Institute of Medical and Biological Engineering, University of Leeds, Leeds LS2 9JT, UK.
Warwick Clinical Trials Unit, University of Warwick, Coventry CV4 7AL, UK.
Sensors (Basel). 2023 Nov 9;23(22):9061. doi: 10.3390/s23229061.
This study aimed to develop and evaluate a new step-count algorithm, StepMatchDTWBA, for the accurate measurement of physical activity using wearable devices in both healthy and pathological populations. We conducted a study with 30 healthy volunteers wearing a wrist-worn MOX accelerometer (Maastricht Instruments, NL). The StepMatchDTWBA algorithm used dynamic time warping (DTW) barycentre averaging to create personalised templates for representative steps, accounting for individual walking variations. DTW was then used to measure the similarity between the template and accelerometer epoch. The StepMatchDTWBA algorithm had an average root-mean-square error of 2 steps for healthy gaits and 12 steps for simulated pathological gaits over a distance of about 10 m (GAITRite walkway) and one flight of stairs. It outperformed benchmark algorithms for the simulated pathological population, showcasing the potential for improved accuracy in personalised step counting for pathological populations. The StepMatchDTWBA algorithm represents a significant advancement in accurate step counting for both healthy and pathological populations. This development holds promise for creating more precise and personalised activity monitoring systems, benefiting various health and wellness applications.
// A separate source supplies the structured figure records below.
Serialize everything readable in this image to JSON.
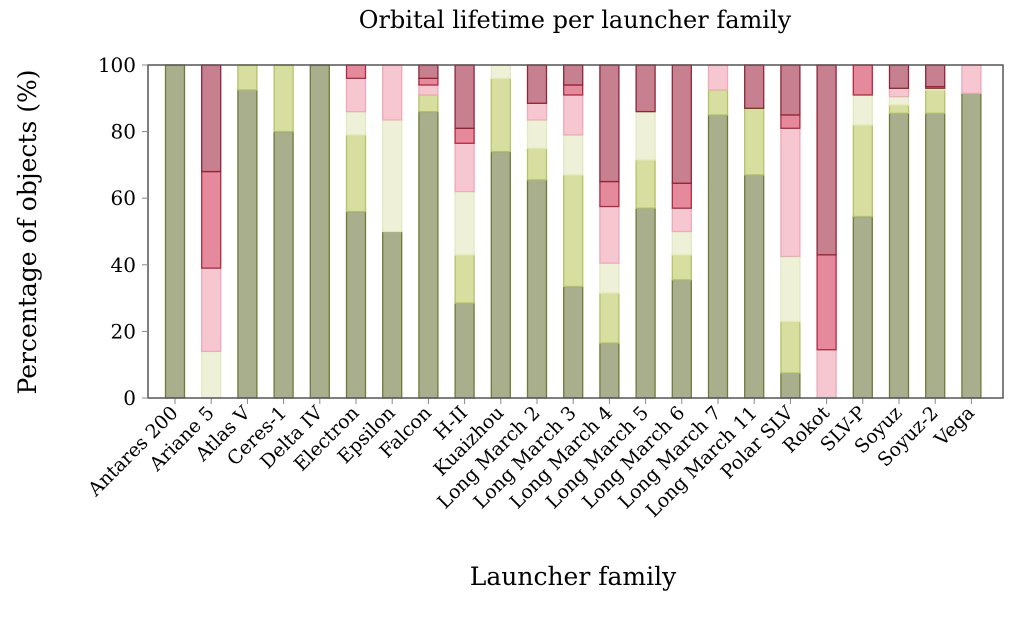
{
  "chart_data": {
    "type": "bar",
    "stacked": true,
    "title": "Orbital lifetime per launcher family",
    "xlabel": "Launcher family",
    "ylabel": "Percentage of objects (%)",
    "ylim": [
      0,
      100
    ],
    "yticks": [
      "0",
      "20",
      "40",
      "60",
      "80",
      "100"
    ],
    "grid": false,
    "categories": [
      "Antares 200",
      "Ariane 5",
      "Atlas V",
      "Ceres-1",
      "Delta IV",
      "Electron",
      "Epsilon",
      "Falcon",
      "H-II",
      "Kuaizhou",
      "Long March 2",
      "Long March 3",
      "Long March 4",
      "Long March 5",
      "Long March 6",
      "Long March 7",
      "Long March 11",
      "Polar SLV",
      "Rokot",
      "SLV-P",
      "Soyuz",
      "Soyuz-2",
      "Vega"
    ],
    "series": [
      {
        "color": "#a9ae8c",
        "stroke": "#6f7a3a",
        "values": [
          100,
          0,
          92.5,
          80,
          100,
          56,
          50,
          86,
          28.5,
          74,
          65.5,
          33.5,
          16.5,
          57,
          35.5,
          85,
          67,
          7.5,
          0,
          54.5,
          85.5,
          85.5,
          91.5
        ]
      },
      {
        "color": "#d7de9f",
        "stroke": "#b5c26a",
        "values": [
          0,
          0,
          7.5,
          20,
          0,
          23,
          0,
          5,
          14.5,
          22,
          9.5,
          33.5,
          15,
          14.5,
          7.5,
          7.5,
          20,
          15.5,
          0,
          27.5,
          2.5,
          7,
          0
        ]
      },
      {
        "color": "#eef1d8",
        "stroke": "#e3e8c4",
        "values": [
          0,
          14,
          0,
          0,
          0,
          7,
          33.5,
          0,
          19,
          4,
          8.5,
          12,
          9,
          14.5,
          7,
          0,
          0,
          19.5,
          0,
          9,
          2.5,
          0.5,
          0
        ]
      },
      {
        "color": "#f7c7d1",
        "stroke": "#efa9b8",
        "values": [
          0,
          25,
          0,
          0,
          0,
          10,
          16.5,
          3,
          14.5,
          0,
          5,
          12,
          17,
          0,
          7,
          7.5,
          0,
          38.5,
          14.5,
          0,
          2.5,
          0,
          8.5
        ]
      },
      {
        "color": "#e48a9c",
        "stroke": "#b3283f",
        "values": [
          0,
          29,
          0,
          0,
          0,
          4,
          0,
          2,
          4.5,
          0,
          0,
          3,
          7.5,
          0,
          7.5,
          0,
          0,
          4,
          28.5,
          9,
          0,
          0.5,
          0
        ]
      },
      {
        "color": "#c6808f",
        "stroke": "#8e2538",
        "values": [
          0,
          32,
          0,
          0,
          0,
          0,
          0,
          4,
          19,
          0,
          11.5,
          6,
          35,
          14,
          35.5,
          0,
          13,
          15,
          57,
          0,
          7,
          6.5,
          0
        ]
      }
    ]
  }
}
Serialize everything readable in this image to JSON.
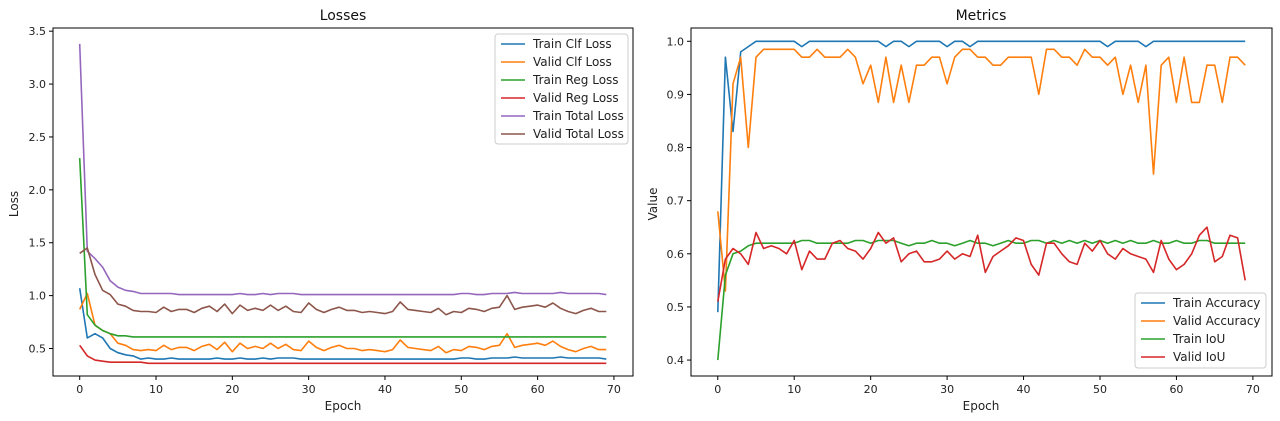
{
  "chart_data": [
    {
      "type": "line",
      "title": "Losses",
      "xlabel": "Epoch",
      "ylabel": "Loss",
      "xlim": [
        -3.5,
        72.5
      ],
      "ylim": [
        0.24,
        3.53
      ],
      "xticks": [
        0,
        10,
        20,
        30,
        40,
        50,
        60,
        70
      ],
      "yticks": [
        0.5,
        1.0,
        1.5,
        2.0,
        2.5,
        3.0,
        3.5
      ],
      "ytick_labels": [
        "0.5",
        "1.0",
        "1.5",
        "2.0",
        "2.5",
        "3.0",
        "3.5"
      ],
      "grid": false,
      "legend": "top-right",
      "x": [
        0,
        1,
        2,
        3,
        4,
        5,
        6,
        7,
        8,
        9,
        10,
        11,
        12,
        13,
        14,
        15,
        16,
        17,
        18,
        19,
        20,
        21,
        22,
        23,
        24,
        25,
        26,
        27,
        28,
        29,
        30,
        31,
        32,
        33,
        34,
        35,
        36,
        37,
        38,
        39,
        40,
        41,
        42,
        43,
        44,
        45,
        46,
        47,
        48,
        49,
        50,
        51,
        52,
        53,
        54,
        55,
        56,
        57,
        58,
        59,
        60,
        61,
        62,
        63,
        64,
        65,
        66,
        67,
        68,
        69
      ],
      "series": [
        {
          "name": "Train Clf Loss",
          "color": "#1f77b4",
          "values": [
            1.07,
            0.6,
            0.64,
            0.6,
            0.5,
            0.46,
            0.44,
            0.43,
            0.4,
            0.41,
            0.4,
            0.4,
            0.41,
            0.4,
            0.4,
            0.4,
            0.4,
            0.4,
            0.41,
            0.4,
            0.4,
            0.41,
            0.4,
            0.4,
            0.41,
            0.4,
            0.41,
            0.41,
            0.41,
            0.4,
            0.4,
            0.4,
            0.4,
            0.4,
            0.4,
            0.4,
            0.4,
            0.4,
            0.4,
            0.4,
            0.4,
            0.4,
            0.4,
            0.4,
            0.4,
            0.4,
            0.4,
            0.4,
            0.4,
            0.4,
            0.41,
            0.41,
            0.4,
            0.4,
            0.41,
            0.41,
            0.41,
            0.42,
            0.41,
            0.41,
            0.41,
            0.41,
            0.41,
            0.42,
            0.41,
            0.41,
            0.41,
            0.41,
            0.41,
            0.4
          ]
        },
        {
          "name": "Valid Clf Loss",
          "color": "#ff7f0e",
          "values": [
            0.87,
            1.02,
            0.72,
            0.67,
            0.64,
            0.55,
            0.53,
            0.49,
            0.48,
            0.49,
            0.48,
            0.53,
            0.49,
            0.51,
            0.51,
            0.48,
            0.52,
            0.54,
            0.49,
            0.56,
            0.47,
            0.55,
            0.5,
            0.52,
            0.5,
            0.55,
            0.5,
            0.54,
            0.49,
            0.48,
            0.57,
            0.51,
            0.48,
            0.51,
            0.53,
            0.5,
            0.5,
            0.48,
            0.49,
            0.48,
            0.47,
            0.49,
            0.58,
            0.51,
            0.5,
            0.49,
            0.48,
            0.52,
            0.46,
            0.49,
            0.48,
            0.52,
            0.51,
            0.49,
            0.52,
            0.53,
            0.64,
            0.51,
            0.53,
            0.54,
            0.55,
            0.53,
            0.57,
            0.52,
            0.49,
            0.47,
            0.5,
            0.52,
            0.49,
            0.49
          ]
        },
        {
          "name": "Train Reg Loss",
          "color": "#2ca02c",
          "values": [
            2.3,
            0.82,
            0.72,
            0.67,
            0.64,
            0.62,
            0.62,
            0.61,
            0.61,
            0.61,
            0.61,
            0.61,
            0.61,
            0.61,
            0.61,
            0.61,
            0.61,
            0.61,
            0.61,
            0.61,
            0.61,
            0.61,
            0.61,
            0.61,
            0.61,
            0.61,
            0.61,
            0.61,
            0.61,
            0.61,
            0.61,
            0.61,
            0.61,
            0.61,
            0.61,
            0.61,
            0.61,
            0.61,
            0.61,
            0.61,
            0.61,
            0.61,
            0.61,
            0.61,
            0.61,
            0.61,
            0.61,
            0.61,
            0.61,
            0.61,
            0.61,
            0.61,
            0.61,
            0.61,
            0.61,
            0.61,
            0.61,
            0.61,
            0.61,
            0.61,
            0.61,
            0.61,
            0.61,
            0.61,
            0.61,
            0.61,
            0.61,
            0.61,
            0.61,
            0.61
          ]
        },
        {
          "name": "Valid Reg Loss",
          "color": "#d62728",
          "values": [
            0.53,
            0.43,
            0.39,
            0.38,
            0.37,
            0.37,
            0.37,
            0.37,
            0.37,
            0.36,
            0.36,
            0.36,
            0.36,
            0.36,
            0.36,
            0.36,
            0.36,
            0.36,
            0.36,
            0.36,
            0.36,
            0.36,
            0.36,
            0.36,
            0.36,
            0.36,
            0.36,
            0.36,
            0.36,
            0.36,
            0.36,
            0.36,
            0.36,
            0.36,
            0.36,
            0.36,
            0.36,
            0.36,
            0.36,
            0.36,
            0.36,
            0.36,
            0.36,
            0.36,
            0.36,
            0.36,
            0.36,
            0.36,
            0.36,
            0.36,
            0.36,
            0.36,
            0.36,
            0.36,
            0.36,
            0.36,
            0.36,
            0.36,
            0.36,
            0.36,
            0.36,
            0.36,
            0.36,
            0.36,
            0.36,
            0.36,
            0.36,
            0.36,
            0.36,
            0.36
          ]
        },
        {
          "name": "Train Total Loss",
          "color": "#9467bd",
          "values": [
            3.38,
            1.42,
            1.35,
            1.27,
            1.14,
            1.08,
            1.05,
            1.04,
            1.02,
            1.02,
            1.02,
            1.02,
            1.02,
            1.01,
            1.01,
            1.01,
            1.01,
            1.01,
            1.01,
            1.01,
            1.01,
            1.02,
            1.01,
            1.01,
            1.02,
            1.01,
            1.02,
            1.02,
            1.02,
            1.01,
            1.01,
            1.01,
            1.01,
            1.01,
            1.01,
            1.01,
            1.01,
            1.01,
            1.01,
            1.01,
            1.01,
            1.01,
            1.01,
            1.01,
            1.01,
            1.01,
            1.01,
            1.01,
            1.01,
            1.01,
            1.02,
            1.02,
            1.01,
            1.01,
            1.02,
            1.02,
            1.02,
            1.03,
            1.02,
            1.02,
            1.02,
            1.02,
            1.02,
            1.03,
            1.02,
            1.02,
            1.02,
            1.02,
            1.02,
            1.01
          ]
        },
        {
          "name": "Valid Total Loss",
          "color": "#8c564b",
          "values": [
            1.4,
            1.45,
            1.2,
            1.05,
            1.01,
            0.92,
            0.9,
            0.86,
            0.85,
            0.85,
            0.84,
            0.89,
            0.85,
            0.87,
            0.87,
            0.84,
            0.88,
            0.9,
            0.85,
            0.92,
            0.83,
            0.91,
            0.86,
            0.88,
            0.86,
            0.91,
            0.86,
            0.9,
            0.85,
            0.84,
            0.93,
            0.87,
            0.84,
            0.87,
            0.89,
            0.86,
            0.86,
            0.84,
            0.85,
            0.84,
            0.83,
            0.85,
            0.94,
            0.87,
            0.86,
            0.85,
            0.84,
            0.88,
            0.82,
            0.85,
            0.84,
            0.88,
            0.87,
            0.85,
            0.88,
            0.89,
            1.0,
            0.87,
            0.89,
            0.9,
            0.91,
            0.89,
            0.93,
            0.88,
            0.85,
            0.83,
            0.86,
            0.88,
            0.85,
            0.85
          ]
        }
      ]
    },
    {
      "type": "line",
      "title": "Metrics",
      "xlabel": "Epoch",
      "ylabel": "Value",
      "xlim": [
        -3.5,
        72.5
      ],
      "ylim": [
        0.37,
        1.025
      ],
      "xticks": [
        0,
        10,
        20,
        30,
        40,
        50,
        60,
        70
      ],
      "yticks": [
        0.4,
        0.5,
        0.6,
        0.7,
        0.8,
        0.9,
        1.0
      ],
      "ytick_labels": [
        "0.4",
        "0.5",
        "0.6",
        "0.7",
        "0.8",
        "0.9",
        "1.0"
      ],
      "grid": false,
      "legend": "bottom-right",
      "x": [
        0,
        1,
        2,
        3,
        4,
        5,
        6,
        7,
        8,
        9,
        10,
        11,
        12,
        13,
        14,
        15,
        16,
        17,
        18,
        19,
        20,
        21,
        22,
        23,
        24,
        25,
        26,
        27,
        28,
        29,
        30,
        31,
        32,
        33,
        34,
        35,
        36,
        37,
        38,
        39,
        40,
        41,
        42,
        43,
        44,
        45,
        46,
        47,
        48,
        49,
        50,
        51,
        52,
        53,
        54,
        55,
        56,
        57,
        58,
        59,
        60,
        61,
        62,
        63,
        64,
        65,
        66,
        67,
        68,
        69
      ],
      "series": [
        {
          "name": "Train Accuracy",
          "color": "#1f77b4",
          "values": [
            0.49,
            0.97,
            0.83,
            0.98,
            0.99,
            1.0,
            1.0,
            1.0,
            1.0,
            1.0,
            1.0,
            0.99,
            1.0,
            1.0,
            1.0,
            1.0,
            1.0,
            1.0,
            1.0,
            1.0,
            1.0,
            1.0,
            0.99,
            1.0,
            1.0,
            0.99,
            1.0,
            1.0,
            1.0,
            1.0,
            0.99,
            1.0,
            1.0,
            0.99,
            1.0,
            1.0,
            1.0,
            1.0,
            1.0,
            1.0,
            1.0,
            1.0,
            1.0,
            1.0,
            1.0,
            1.0,
            1.0,
            1.0,
            1.0,
            1.0,
            1.0,
            0.99,
            1.0,
            1.0,
            1.0,
            1.0,
            0.99,
            1.0,
            1.0,
            1.0,
            1.0,
            1.0,
            1.0,
            1.0,
            1.0,
            1.0,
            1.0,
            1.0,
            1.0,
            1.0
          ]
        },
        {
          "name": "Valid Accuracy",
          "color": "#ff7f0e",
          "values": [
            0.68,
            0.53,
            0.92,
            0.97,
            0.8,
            0.97,
            0.985,
            0.985,
            0.985,
            0.985,
            0.985,
            0.97,
            0.97,
            0.985,
            0.97,
            0.97,
            0.97,
            0.985,
            0.97,
            0.92,
            0.955,
            0.885,
            0.97,
            0.885,
            0.955,
            0.885,
            0.955,
            0.955,
            0.97,
            0.97,
            0.92,
            0.97,
            0.985,
            0.985,
            0.97,
            0.97,
            0.955,
            0.955,
            0.97,
            0.97,
            0.97,
            0.97,
            0.9,
            0.985,
            0.985,
            0.97,
            0.97,
            0.955,
            0.985,
            0.97,
            0.97,
            0.955,
            0.97,
            0.9,
            0.955,
            0.885,
            0.955,
            0.75,
            0.955,
            0.97,
            0.885,
            0.97,
            0.885,
            0.885,
            0.955,
            0.955,
            0.885,
            0.97,
            0.97,
            0.955
          ]
        },
        {
          "name": "Train IoU",
          "color": "#2ca02c",
          "values": [
            0.4,
            0.56,
            0.6,
            0.605,
            0.615,
            0.62,
            0.62,
            0.62,
            0.62,
            0.62,
            0.62,
            0.625,
            0.625,
            0.62,
            0.62,
            0.62,
            0.62,
            0.62,
            0.625,
            0.625,
            0.62,
            0.625,
            0.625,
            0.625,
            0.62,
            0.615,
            0.62,
            0.62,
            0.625,
            0.62,
            0.62,
            0.615,
            0.62,
            0.625,
            0.62,
            0.62,
            0.615,
            0.62,
            0.625,
            0.62,
            0.62,
            0.625,
            0.625,
            0.62,
            0.625,
            0.62,
            0.625,
            0.62,
            0.625,
            0.62,
            0.625,
            0.62,
            0.625,
            0.62,
            0.625,
            0.62,
            0.62,
            0.625,
            0.62,
            0.62,
            0.625,
            0.62,
            0.62,
            0.625,
            0.625,
            0.62,
            0.62,
            0.62,
            0.62,
            0.62
          ]
        },
        {
          "name": "Valid IoU",
          "color": "#d62728",
          "values": [
            0.51,
            0.59,
            0.61,
            0.6,
            0.58,
            0.64,
            0.61,
            0.615,
            0.61,
            0.6,
            0.625,
            0.57,
            0.605,
            0.59,
            0.59,
            0.62,
            0.625,
            0.61,
            0.605,
            0.59,
            0.61,
            0.64,
            0.62,
            0.63,
            0.585,
            0.6,
            0.605,
            0.585,
            0.585,
            0.59,
            0.605,
            0.59,
            0.6,
            0.595,
            0.635,
            0.565,
            0.595,
            0.605,
            0.615,
            0.63,
            0.625,
            0.58,
            0.56,
            0.62,
            0.62,
            0.6,
            0.585,
            0.58,
            0.62,
            0.605,
            0.625,
            0.6,
            0.59,
            0.61,
            0.6,
            0.595,
            0.59,
            0.565,
            0.625,
            0.59,
            0.57,
            0.58,
            0.6,
            0.635,
            0.65,
            0.585,
            0.595,
            0.635,
            0.63,
            0.55
          ]
        }
      ]
    }
  ]
}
本研究旨在开发和评估一种新的计步算法 StepMatchDTWBA,以利用可穿戴设备在健康和病理人群中准确测量身体活动。我们进行了一项研究,有 30 名健康志愿者佩戴腕戴式 MOX 加速度计(Maastricht Instruments,NL)。StepMatchDTWBA 算法使用动态时间规整(DTW)重心平均法为代表性步伐创建个性化模板,考虑到个体行走的变化。然后,DTW 用于测量模板和加速度计时间序列之间的相似性。StepMatchDTWBA 算法在距离约 10 米(GAITRite 步道)和一段楼梯的情况下,对健康步态的平均均方根误差为 2 步,对模拟病理步态的平均均方根误差为 12 步。它在模拟病理人群中的基准算法表现出色,展示了在个性化计步方面提高准确性的潜力,适用于病理人群。StepMatchDTWBA 算法代表了在健康和病理人群中准确计步方面的重大进展。这一发展有望为创建更精确和个性化的活动监测系统提供支持,从而造福各种健康和保健应用。